Wave Forcing at the Perimeter of Lake Tahoe
Wind-waves play a crucial role in defining the character of the nearshore regions of lakes. Waves can drive sediment resuspension that reintroduces nutrients and particulates into the water column, affecting clarity and ecosystem function. UC Davis Ph.D. student, Derek Roberts, used two years of wave and turbidity data from TERC’s Nearshore Network to validate a tool for reconstructing patterns in wave-driven sediment resuspension at the perimeter of Tahoe. Using this tool, researchers can understand when and where waves are affecting nearshore processes. Karen Atkins, another Ph.D. student, is applying this tool to understand the role that wave action may play in the cycles of attached algae growth and sloughing.

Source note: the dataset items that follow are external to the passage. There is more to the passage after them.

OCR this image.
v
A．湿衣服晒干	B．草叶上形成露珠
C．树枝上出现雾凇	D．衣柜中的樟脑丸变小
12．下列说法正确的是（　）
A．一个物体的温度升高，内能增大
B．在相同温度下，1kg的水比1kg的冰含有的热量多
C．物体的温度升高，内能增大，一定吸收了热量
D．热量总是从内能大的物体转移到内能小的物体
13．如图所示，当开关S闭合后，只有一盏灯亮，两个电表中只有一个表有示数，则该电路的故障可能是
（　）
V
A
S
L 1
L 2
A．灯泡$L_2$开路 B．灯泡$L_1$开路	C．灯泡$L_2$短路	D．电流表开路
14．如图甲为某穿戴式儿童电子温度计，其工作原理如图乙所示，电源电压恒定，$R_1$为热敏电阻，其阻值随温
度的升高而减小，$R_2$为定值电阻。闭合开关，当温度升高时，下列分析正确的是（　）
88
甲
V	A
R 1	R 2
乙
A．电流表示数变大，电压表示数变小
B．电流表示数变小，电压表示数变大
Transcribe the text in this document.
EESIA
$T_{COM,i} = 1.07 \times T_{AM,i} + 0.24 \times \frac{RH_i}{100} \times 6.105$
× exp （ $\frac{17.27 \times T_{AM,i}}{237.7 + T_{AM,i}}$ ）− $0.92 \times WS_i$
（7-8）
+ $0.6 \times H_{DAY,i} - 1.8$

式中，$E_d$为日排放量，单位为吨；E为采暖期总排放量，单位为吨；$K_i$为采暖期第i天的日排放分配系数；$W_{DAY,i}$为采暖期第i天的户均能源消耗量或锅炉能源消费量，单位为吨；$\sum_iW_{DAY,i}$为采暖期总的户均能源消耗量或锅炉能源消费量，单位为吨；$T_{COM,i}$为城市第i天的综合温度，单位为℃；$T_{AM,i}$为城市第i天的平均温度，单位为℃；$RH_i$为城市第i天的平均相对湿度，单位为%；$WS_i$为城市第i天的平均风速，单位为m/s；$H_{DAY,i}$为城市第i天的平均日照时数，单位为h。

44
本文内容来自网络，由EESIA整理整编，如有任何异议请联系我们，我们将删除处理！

In the figure below, sub-panel (a) shows the average number of hours per year (2007-2014) where waves were large enough to produce resuspension of typical Tahoe sands in the 1-3 meter depth range. Note that the prevailing southwesterly winds drive significantly more wave action on the north and east shores of the lake. The other eight sub-panels (b-i) show differences from those average conditions over eight years, highlighting how shifting wind patterns can shift the effect of waves on clarity and ecosystem processes in different years. Winds were unusually low in 2014, and blew out of the northeast with above-average frequency and magnitude in 2007.